LONDON -- Former U.S. Vice President Al Gore was in London Monday to unveil "citizen journalism" channel Current TV to U.K. audiences.

Speaking at a press launch for the channel, which will air on the Sky Digital and Virgin Media services, with a total footprint of 11 million homes, Gore said the channel will offer a voice to counter mainstream media.

"No matter how well intentioned or however much they mean the best, a conversation that shuts out individuals becomes stale and reflects a central production process," he said of the traditional news process. "We want to open up and democratize media. This is not a political or ideological channel, we like to think of it as far more radical than that."

Gore said that, with the U.K. distribution, the channel is now in more than 50 million homes worldwide and that he was "very bullish" about aggressive expansion, though he declined to give details of the next territories to roll out.

"We are hopeful of continued expansion, we have had a number of offers to negotiate with distributors elsewhere," he said.

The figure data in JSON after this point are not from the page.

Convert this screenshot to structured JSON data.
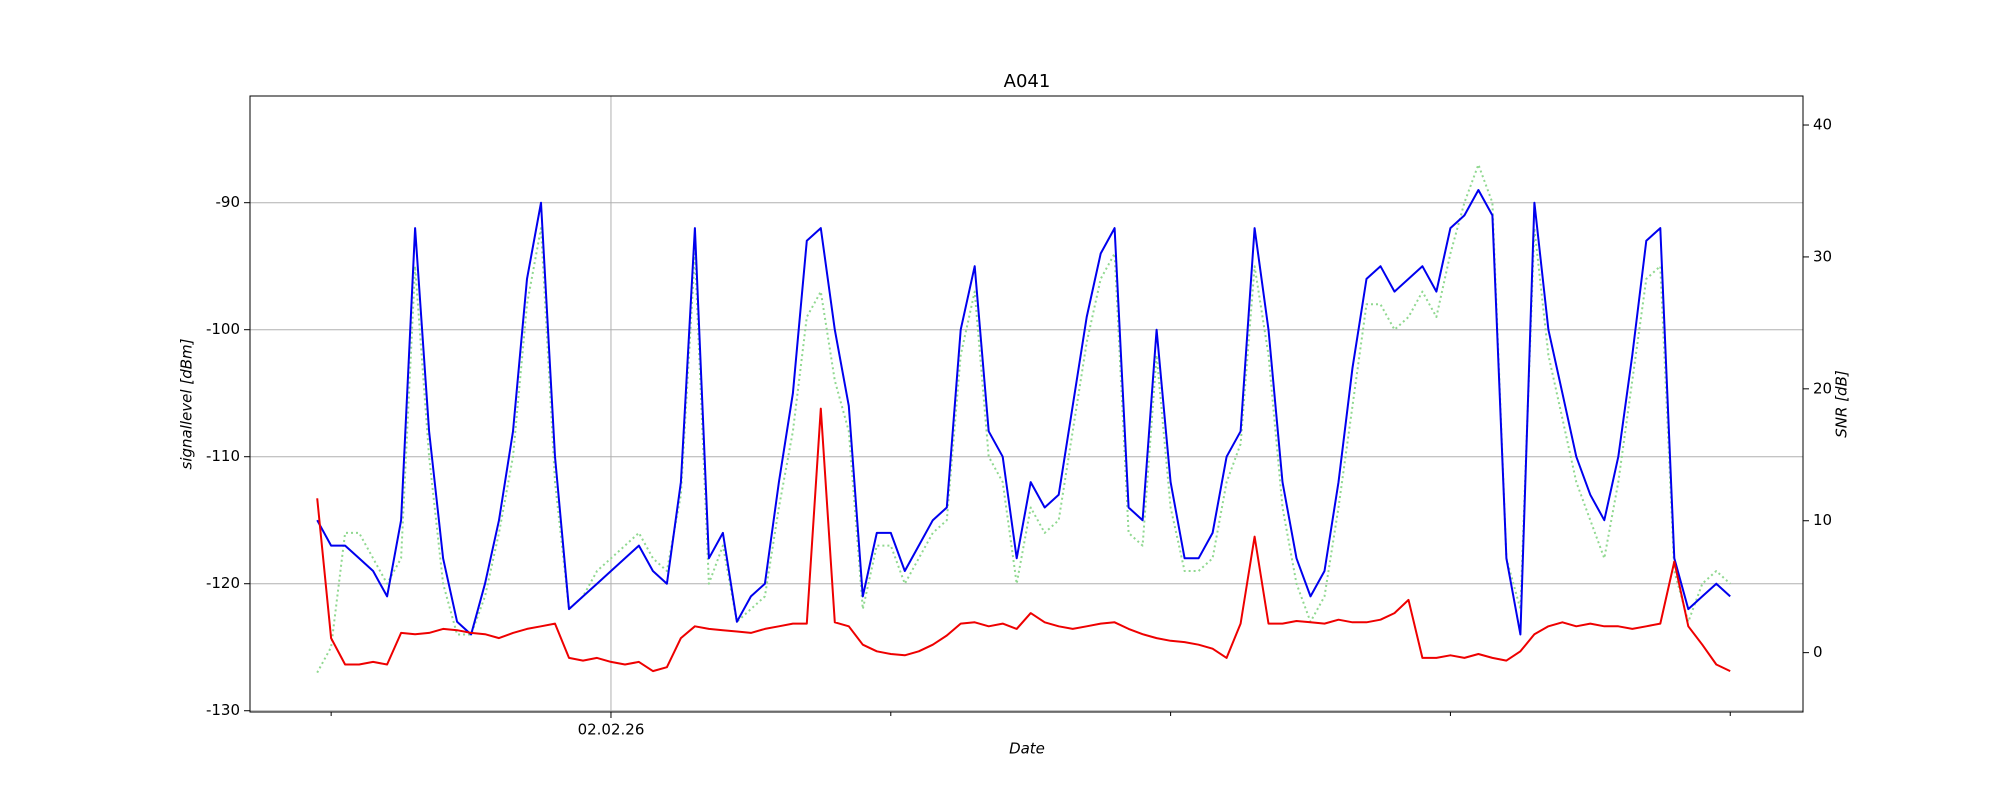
{
  "chart_data": {
    "type": "line",
    "title": "A041",
    "xlabel": "Date",
    "ylabel": "signallevel [dBm]",
    "y2label": "SNR [dB]",
    "x": [
      -0.05,
      0,
      0.05,
      0.1,
      0.15,
      0.2,
      0.25,
      0.3,
      0.35,
      0.4,
      0.45,
      0.5,
      0.55,
      0.6,
      0.65,
      0.7,
      0.75,
      0.8,
      0.85,
      0.9,
      0.95,
      1,
      1.05,
      1.1,
      1.15,
      1.2,
      1.25,
      1.3,
      1.35,
      1.4,
      1.45,
      1.5,
      1.55,
      1.6,
      1.65,
      1.7,
      1.75,
      1.8,
      1.85,
      1.9,
      1.95,
      2,
      2.05,
      2.1,
      2.15,
      2.2,
      2.25,
      2.3,
      2.35,
      2.4,
      2.45,
      2.5,
      2.55,
      2.6,
      2.65,
      2.7,
      2.75,
      2.8,
      2.85,
      2.9,
      2.95,
      3,
      3.05,
      3.1,
      3.15,
      3.2,
      3.25,
      3.3,
      3.35,
      3.4,
      3.45,
      3.5,
      3.55,
      3.6,
      3.65,
      3.7,
      3.75,
      3.8,
      3.85,
      3.9,
      3.95,
      4,
      4.05,
      4.1,
      4.15,
      4.2,
      4.25,
      4.3,
      4.35,
      4.4,
      4.45,
      4.5,
      4.55,
      4.6,
      4.65,
      4.7,
      4.75,
      4.8,
      4.85,
      4.9,
      4.95,
      5
    ],
    "series": [
      {
        "color": "#90d890",
        "linestyle": "dotted",
        "axis": "y",
        "values": [
          -127,
          -125,
          -116,
          -116,
          -118,
          -120,
          -118,
          -95,
          -110,
          -120,
          -124,
          -124,
          -121,
          -116,
          -110,
          -98,
          -92,
          -112,
          -122,
          -121,
          -119,
          -118,
          -117,
          -116,
          -118,
          -119,
          -113,
          -94,
          -120,
          -117,
          -123,
          -122,
          -121,
          -114,
          -108,
          -99,
          -97,
          -104,
          -108,
          -122,
          -117,
          -117,
          -120,
          -118,
          -116,
          -115,
          -102,
          -97,
          -110,
          -112,
          -120,
          -114,
          -116,
          -115,
          -108,
          -101,
          -96,
          -94,
          -116,
          -117,
          -102,
          -114,
          -119,
          -119,
          -118,
          -112,
          -109,
          -95,
          -102,
          -114,
          -120,
          -123,
          -121,
          -114,
          -106,
          -98,
          -98,
          -100,
          -99,
          -97,
          -99,
          -94,
          -90,
          -87,
          -90,
          -118,
          -122,
          -92,
          -102,
          -107,
          -112,
          -115,
          -118,
          -112,
          -104,
          -96,
          -95,
          -119,
          -123,
          -120,
          -119,
          -120
        ]
      },
      {
        "color": "#0000ee",
        "linestyle": "solid",
        "axis": "y",
        "values": [
          -115,
          -117,
          -117,
          -118,
          -119,
          -121,
          -115,
          -92,
          -108,
          -118,
          -123,
          -124,
          -120,
          -115,
          -108,
          -96,
          -90,
          -110,
          -122,
          -121,
          -120,
          -119,
          -118,
          -117,
          -119,
          -120,
          -112,
          -92,
          -118,
          -116,
          -123,
          -121,
          -120,
          -112,
          -105,
          -93,
          -92,
          -100,
          -106,
          -121,
          -116,
          -116,
          -119,
          -117,
          -115,
          -114,
          -100,
          -95,
          -108,
          -110,
          -118,
          -112,
          -114,
          -113,
          -106,
          -99,
          -94,
          -92,
          -114,
          -115,
          -100,
          -112,
          -118,
          -118,
          -116,
          -110,
          -108,
          -92,
          -100,
          -112,
          -118,
          -121,
          -119,
          -112,
          -103,
          -96,
          -95,
          -97,
          -96,
          -95,
          -97,
          -92,
          -91,
          -89,
          -91,
          -118,
          -124,
          -90,
          -100,
          -105,
          -110,
          -113,
          -115,
          -110,
          -102,
          -93,
          -92,
          -118,
          -122,
          -121,
          -120,
          -121
        ]
      },
      {
        "color": "#ee0000",
        "linestyle": "solid",
        "axis": "y2",
        "values": [
          11.7,
          1.1,
          -0.9,
          -0.9,
          -0.7,
          -0.9,
          1.5,
          1.4,
          1.5,
          1.8,
          1.7,
          1.5,
          1.4,
          1.1,
          1.5,
          1.8,
          2.0,
          2.2,
          -0.4,
          -0.6,
          -0.4,
          -0.7,
          -0.9,
          -0.7,
          -1.4,
          -1.1,
          1.1,
          2.0,
          1.8,
          1.7,
          1.6,
          1.5,
          1.8,
          2.0,
          2.2,
          2.2,
          18.5,
          2.3,
          2.0,
          0.6,
          0.1,
          -0.1,
          -0.2,
          0.1,
          0.6,
          1.3,
          2.2,
          2.3,
          2.0,
          2.2,
          1.8,
          3.0,
          2.3,
          2.0,
          1.8,
          2.0,
          2.2,
          2.3,
          1.8,
          1.4,
          1.1,
          0.9,
          0.8,
          0.6,
          0.3,
          -0.4,
          2.2,
          8.8,
          2.2,
          2.2,
          2.4,
          2.3,
          2.2,
          2.5,
          2.3,
          2.3,
          2.5,
          3.0,
          4.0,
          -0.4,
          -0.4,
          -0.2,
          -0.4,
          -0.1,
          -0.4,
          -0.6,
          0.1,
          1.4,
          2.0,
          2.3,
          2.0,
          2.2,
          2.0,
          2.0,
          1.8,
          2.0,
          2.2,
          6.9,
          2.0,
          0.6,
          -0.9,
          -1.4
        ]
      }
    ],
    "xlim": [
      -0.29,
      5.26
    ],
    "xticks": [
      {
        "value": 1,
        "label": "02.02.26"
      }
    ],
    "xminorticks": [
      0,
      2,
      3,
      4,
      5
    ],
    "ylim": [
      -130.1,
      -81.6
    ],
    "yticks": [
      -130,
      -120,
      -110,
      -100,
      -90
    ],
    "y2lim": [
      -4.5,
      42.2
    ],
    "y2ticks": [
      0,
      10,
      20,
      30,
      40
    ],
    "grid": true
  }
}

He declined to confirm that Google had taken a strategic stake in the company -- the search giant provides a half-hourly update on the top ten global searches -- but said that Current was "open" to potential partnerships with other web brands.

"I don't want to go into the financial arrangements (of Current TV). We have enjoyed a strategic partnership with Google and Larry Page and Sergey Brin were present at our launch 18 months ago," he said.

Current TV will offer U.K. filmmakers an opportunity to create short form non-fiction content "pods" aimed at 18-34-year-olds. The U.K. service also will air content from the U.S. channel.

"Before this, if you wanted to get into television you had to get a job with a studio and work for about 20 years before you got a bit part in the production in a reality show or a program about eating bugs," Gore told reporters. "(In this industry) it's not the individual approach that generally wins out in the battle of ideas."